5. Hukuk Dairesi 2019/12402 E. , 2020/6204 K.
"İçtihat Metni"
MAHKEMESİ :Asliye Hukuk Mahkemesi
Taraflar arasındaki kamulaştırmasız el atılan taşınmaz bedelinin tahsili davasının kabulüne dair verilen yukarıda gün ve sayıları yazılı hükmün Yargıtay"ca ONANMASI hakkında Daireden çıkan kararı kapsayan 20/06//2019 gün ve 2018/13104 Esas - 2019/12054 Karar sayılı ilama karşı davalılardan Nilüfer Belediye Başkanlığı vekilince verilen dilekçe ile karar düzeltilmesi istenilmiş olmakla, dosyadaki belgeler okunup gereği konuşulup düşünüldü:
- K A R A R –
Kamulaştırmasız el atılan taşınmaz bedelinin tahsili istemine ilişkin davalılardan Nilüfer Belediye Başkanlığı hakkındaki davanın kabulüne ,Milli Eğitim Bakanlığı aleyhine açılan davanın ise husumetten reddine dair verilen karar, davacılar vekili ve davalı ... Belediye Başkanlığı vekilinin temyizi üzerine onanmış bu karara karşı, davalı ... Belediye Başkanlığı vekilince karar düzeltme isteminde bulunulmuştur.

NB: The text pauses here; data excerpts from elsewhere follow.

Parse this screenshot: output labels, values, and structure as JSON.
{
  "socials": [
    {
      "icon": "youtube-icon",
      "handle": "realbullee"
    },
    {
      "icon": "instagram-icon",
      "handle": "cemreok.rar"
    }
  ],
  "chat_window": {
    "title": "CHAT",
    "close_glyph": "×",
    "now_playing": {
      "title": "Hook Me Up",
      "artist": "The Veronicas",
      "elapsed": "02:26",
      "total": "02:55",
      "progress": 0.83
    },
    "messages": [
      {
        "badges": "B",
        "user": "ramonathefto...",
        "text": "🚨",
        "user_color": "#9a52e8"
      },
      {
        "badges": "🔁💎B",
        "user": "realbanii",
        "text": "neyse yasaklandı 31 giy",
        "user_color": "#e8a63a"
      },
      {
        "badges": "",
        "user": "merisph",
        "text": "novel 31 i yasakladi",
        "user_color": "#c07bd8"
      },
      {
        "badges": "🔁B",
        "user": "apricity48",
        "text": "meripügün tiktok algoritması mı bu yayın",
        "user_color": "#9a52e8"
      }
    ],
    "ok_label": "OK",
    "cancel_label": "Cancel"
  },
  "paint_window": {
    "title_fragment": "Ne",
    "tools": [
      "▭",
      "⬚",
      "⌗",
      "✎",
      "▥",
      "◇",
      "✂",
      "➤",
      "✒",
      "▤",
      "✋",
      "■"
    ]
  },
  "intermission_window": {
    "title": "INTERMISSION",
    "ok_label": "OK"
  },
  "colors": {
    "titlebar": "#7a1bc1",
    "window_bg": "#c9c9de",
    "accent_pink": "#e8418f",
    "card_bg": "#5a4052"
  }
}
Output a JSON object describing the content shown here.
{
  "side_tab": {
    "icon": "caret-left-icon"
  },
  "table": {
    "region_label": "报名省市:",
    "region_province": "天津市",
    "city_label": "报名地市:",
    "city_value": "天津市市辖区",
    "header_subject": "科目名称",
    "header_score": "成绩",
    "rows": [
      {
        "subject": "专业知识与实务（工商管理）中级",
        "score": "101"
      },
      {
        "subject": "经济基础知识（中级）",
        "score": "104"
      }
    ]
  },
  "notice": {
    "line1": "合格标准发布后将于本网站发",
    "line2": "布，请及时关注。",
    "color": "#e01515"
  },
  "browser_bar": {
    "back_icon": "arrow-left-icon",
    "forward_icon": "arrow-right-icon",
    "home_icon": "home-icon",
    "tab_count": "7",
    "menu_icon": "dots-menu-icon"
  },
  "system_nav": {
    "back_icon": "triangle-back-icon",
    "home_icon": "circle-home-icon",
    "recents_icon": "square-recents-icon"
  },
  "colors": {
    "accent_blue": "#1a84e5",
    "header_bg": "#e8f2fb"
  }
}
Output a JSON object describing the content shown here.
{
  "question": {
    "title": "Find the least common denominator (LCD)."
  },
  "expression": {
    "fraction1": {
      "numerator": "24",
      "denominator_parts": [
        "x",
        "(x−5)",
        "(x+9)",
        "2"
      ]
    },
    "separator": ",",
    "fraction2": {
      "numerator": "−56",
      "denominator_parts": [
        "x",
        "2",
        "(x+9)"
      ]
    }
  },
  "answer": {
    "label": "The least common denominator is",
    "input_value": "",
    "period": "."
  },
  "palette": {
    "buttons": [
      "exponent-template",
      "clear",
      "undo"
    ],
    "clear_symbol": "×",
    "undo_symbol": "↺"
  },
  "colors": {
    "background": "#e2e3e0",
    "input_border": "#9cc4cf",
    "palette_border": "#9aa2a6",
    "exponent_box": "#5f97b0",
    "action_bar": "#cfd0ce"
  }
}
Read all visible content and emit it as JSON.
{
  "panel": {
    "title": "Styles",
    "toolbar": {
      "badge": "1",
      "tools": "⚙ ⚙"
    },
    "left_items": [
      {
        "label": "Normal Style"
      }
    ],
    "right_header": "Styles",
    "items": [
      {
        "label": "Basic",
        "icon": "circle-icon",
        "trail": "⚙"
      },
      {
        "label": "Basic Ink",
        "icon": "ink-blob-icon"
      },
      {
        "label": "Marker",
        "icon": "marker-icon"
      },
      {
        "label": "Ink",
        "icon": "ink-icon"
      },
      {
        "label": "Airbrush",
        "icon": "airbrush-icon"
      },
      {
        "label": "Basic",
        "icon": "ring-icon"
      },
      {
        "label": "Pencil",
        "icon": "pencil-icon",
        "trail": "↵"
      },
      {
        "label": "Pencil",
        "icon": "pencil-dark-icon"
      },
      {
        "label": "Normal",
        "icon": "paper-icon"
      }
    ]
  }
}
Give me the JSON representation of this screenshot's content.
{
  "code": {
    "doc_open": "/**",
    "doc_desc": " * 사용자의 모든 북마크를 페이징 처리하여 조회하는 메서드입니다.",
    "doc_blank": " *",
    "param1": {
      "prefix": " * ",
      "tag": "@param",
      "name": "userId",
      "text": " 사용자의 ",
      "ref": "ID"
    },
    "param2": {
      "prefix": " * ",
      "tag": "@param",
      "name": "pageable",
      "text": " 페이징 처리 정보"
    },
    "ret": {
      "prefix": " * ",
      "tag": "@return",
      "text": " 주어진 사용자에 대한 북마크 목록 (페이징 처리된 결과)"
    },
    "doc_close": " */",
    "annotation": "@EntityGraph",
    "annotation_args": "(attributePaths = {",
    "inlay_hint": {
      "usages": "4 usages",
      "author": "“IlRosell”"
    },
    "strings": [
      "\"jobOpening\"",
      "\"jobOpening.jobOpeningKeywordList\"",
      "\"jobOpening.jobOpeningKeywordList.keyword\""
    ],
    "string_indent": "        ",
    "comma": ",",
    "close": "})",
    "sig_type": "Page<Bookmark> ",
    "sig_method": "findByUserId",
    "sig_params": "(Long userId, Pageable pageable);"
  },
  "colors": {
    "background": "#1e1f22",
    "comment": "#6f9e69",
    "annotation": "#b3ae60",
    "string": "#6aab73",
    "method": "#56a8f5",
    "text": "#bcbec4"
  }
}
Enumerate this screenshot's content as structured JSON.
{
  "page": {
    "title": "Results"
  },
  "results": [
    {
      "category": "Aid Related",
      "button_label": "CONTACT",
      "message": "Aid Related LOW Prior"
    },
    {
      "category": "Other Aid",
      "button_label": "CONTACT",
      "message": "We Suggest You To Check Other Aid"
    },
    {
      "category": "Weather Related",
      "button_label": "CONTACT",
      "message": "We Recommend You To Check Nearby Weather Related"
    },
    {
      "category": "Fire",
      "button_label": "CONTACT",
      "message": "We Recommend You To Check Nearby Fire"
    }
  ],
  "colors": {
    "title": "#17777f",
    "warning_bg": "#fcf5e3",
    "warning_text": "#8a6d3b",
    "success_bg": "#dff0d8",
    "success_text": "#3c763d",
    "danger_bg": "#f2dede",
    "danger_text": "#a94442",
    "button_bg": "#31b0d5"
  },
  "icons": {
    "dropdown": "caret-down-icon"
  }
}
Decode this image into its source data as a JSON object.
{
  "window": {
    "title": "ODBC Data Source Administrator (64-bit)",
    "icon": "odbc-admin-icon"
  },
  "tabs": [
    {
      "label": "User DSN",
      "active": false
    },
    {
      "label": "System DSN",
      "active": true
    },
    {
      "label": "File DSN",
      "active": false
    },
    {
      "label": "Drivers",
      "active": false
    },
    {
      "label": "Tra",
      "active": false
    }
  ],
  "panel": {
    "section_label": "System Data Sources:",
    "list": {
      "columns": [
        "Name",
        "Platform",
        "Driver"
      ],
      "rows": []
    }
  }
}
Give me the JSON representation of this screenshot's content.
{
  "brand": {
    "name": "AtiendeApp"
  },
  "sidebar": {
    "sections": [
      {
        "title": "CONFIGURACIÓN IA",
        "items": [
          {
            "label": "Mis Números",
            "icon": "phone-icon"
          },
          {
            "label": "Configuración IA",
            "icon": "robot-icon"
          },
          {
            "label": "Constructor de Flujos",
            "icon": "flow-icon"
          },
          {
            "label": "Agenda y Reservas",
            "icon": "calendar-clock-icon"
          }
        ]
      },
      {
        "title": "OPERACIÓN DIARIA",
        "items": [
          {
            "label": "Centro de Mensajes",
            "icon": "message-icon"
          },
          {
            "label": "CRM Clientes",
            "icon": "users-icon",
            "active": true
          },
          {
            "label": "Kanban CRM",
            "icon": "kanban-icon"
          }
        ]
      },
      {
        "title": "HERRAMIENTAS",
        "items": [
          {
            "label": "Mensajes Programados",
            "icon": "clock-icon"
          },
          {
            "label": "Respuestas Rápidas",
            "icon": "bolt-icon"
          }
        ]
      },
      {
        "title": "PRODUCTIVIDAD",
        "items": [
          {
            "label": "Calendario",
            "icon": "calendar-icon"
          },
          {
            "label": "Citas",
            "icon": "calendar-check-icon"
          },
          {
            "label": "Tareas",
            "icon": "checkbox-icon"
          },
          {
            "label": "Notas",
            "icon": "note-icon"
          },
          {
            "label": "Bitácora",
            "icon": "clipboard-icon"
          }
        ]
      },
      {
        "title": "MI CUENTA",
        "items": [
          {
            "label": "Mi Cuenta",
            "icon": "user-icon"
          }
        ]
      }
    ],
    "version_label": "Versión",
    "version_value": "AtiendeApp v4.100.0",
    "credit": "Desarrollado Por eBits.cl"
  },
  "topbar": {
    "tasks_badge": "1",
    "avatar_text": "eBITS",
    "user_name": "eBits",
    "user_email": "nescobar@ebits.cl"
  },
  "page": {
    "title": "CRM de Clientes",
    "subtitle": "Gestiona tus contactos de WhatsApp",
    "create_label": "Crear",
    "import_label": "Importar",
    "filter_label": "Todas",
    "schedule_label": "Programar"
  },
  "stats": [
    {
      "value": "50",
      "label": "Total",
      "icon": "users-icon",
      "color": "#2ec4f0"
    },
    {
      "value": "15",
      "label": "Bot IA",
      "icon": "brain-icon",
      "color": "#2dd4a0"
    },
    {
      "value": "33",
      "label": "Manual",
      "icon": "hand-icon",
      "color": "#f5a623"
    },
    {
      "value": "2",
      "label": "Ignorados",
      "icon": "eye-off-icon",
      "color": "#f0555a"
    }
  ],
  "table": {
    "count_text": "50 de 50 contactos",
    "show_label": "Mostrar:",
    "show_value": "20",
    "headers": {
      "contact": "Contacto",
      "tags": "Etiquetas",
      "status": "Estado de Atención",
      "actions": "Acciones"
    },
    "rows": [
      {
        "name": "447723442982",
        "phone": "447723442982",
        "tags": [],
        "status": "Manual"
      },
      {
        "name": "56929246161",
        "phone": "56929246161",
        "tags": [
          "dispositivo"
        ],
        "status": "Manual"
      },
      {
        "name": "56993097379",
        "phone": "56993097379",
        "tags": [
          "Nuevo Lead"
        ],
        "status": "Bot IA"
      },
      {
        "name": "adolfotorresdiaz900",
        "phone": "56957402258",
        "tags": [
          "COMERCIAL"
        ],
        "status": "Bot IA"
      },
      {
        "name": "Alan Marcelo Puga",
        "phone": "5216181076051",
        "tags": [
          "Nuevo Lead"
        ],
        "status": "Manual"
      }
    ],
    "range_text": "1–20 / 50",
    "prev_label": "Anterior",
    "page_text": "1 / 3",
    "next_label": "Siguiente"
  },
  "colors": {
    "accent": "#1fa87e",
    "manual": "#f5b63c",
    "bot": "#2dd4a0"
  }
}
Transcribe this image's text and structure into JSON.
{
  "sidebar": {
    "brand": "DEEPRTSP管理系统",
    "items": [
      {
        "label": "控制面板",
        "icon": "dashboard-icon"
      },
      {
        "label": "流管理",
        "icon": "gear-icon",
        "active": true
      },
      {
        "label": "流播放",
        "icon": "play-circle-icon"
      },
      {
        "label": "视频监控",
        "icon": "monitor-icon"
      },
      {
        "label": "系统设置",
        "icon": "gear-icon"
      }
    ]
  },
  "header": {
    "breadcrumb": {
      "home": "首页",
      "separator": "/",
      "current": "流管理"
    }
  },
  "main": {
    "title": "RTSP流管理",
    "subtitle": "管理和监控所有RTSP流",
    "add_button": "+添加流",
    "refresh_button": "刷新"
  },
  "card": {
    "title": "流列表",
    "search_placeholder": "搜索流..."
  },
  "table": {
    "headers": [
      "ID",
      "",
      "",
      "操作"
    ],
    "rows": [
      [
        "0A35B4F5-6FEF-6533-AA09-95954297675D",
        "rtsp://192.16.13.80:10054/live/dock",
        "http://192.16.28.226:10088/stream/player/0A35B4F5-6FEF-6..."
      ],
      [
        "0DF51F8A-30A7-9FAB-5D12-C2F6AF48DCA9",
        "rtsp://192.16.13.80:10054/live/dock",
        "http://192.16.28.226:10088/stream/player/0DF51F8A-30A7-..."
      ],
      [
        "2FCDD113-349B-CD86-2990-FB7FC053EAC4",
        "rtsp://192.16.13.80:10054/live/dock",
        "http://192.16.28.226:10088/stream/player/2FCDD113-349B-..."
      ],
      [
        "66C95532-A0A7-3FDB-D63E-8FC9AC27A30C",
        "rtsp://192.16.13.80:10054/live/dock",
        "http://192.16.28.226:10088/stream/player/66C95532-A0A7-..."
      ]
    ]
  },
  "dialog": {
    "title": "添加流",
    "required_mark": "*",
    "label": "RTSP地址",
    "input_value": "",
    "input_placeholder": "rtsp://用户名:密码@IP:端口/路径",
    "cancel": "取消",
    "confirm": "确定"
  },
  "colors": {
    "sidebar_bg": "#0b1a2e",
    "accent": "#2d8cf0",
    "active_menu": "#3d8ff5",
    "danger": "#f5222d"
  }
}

Dosyada bulunan kanıt ve belgelere, Yargıtay ilamında yazılı gerekçelere göre davalı idare vekilinin aşağıdaki bendin kapsamı dışında kalan sair karar düzeltme istekleri HUMK’un 440.maddesinde yazılı nedenlerden hiçbirisine uymadığından yerinde değildir. Ancak;
Dosyadaki bilgi ve belgelerin incelenmesinde;dava konusu taşınmazın imar planında kısmen çocuk bahçesi,kısmen ilköğretim alanı olarak düzenlendiği, Nilüfer Belediye Başkanlığı"nca sadece çocuk bahçesi olarak ayrılan kısmına fiilen el atıldığı, planda okul alanı olarak düzenlenen kısımda fiili bir el atmasının olmadığı anlaşılmıştır.
Anayasa Mahkemesinin 05/04/2019 tarihinde Resmi Gazete"de yayınlanan 20/12/2018 gün 2016/181 Esas, 2018/111 sayılı kararı ile ""Kamulaştırma Kanununun EK 1. maddesinin"" Bu süre içerisinde belirtilen işlemlerin yapılmaması halinde taşınmazların malikleri tarafından, bu Kanunun geçici 6 ncı maddesindeki uzlaşma sürecini ve 3194 sayılı İmar Kanununda öngörülen idari başvuru ve işlemleri tamamlandıktan sonra taşınmazın kamulaştırmasından sorumlu idare aleyhine idari yargıda dava açılabilir."" kısmı iptal edilmiştir.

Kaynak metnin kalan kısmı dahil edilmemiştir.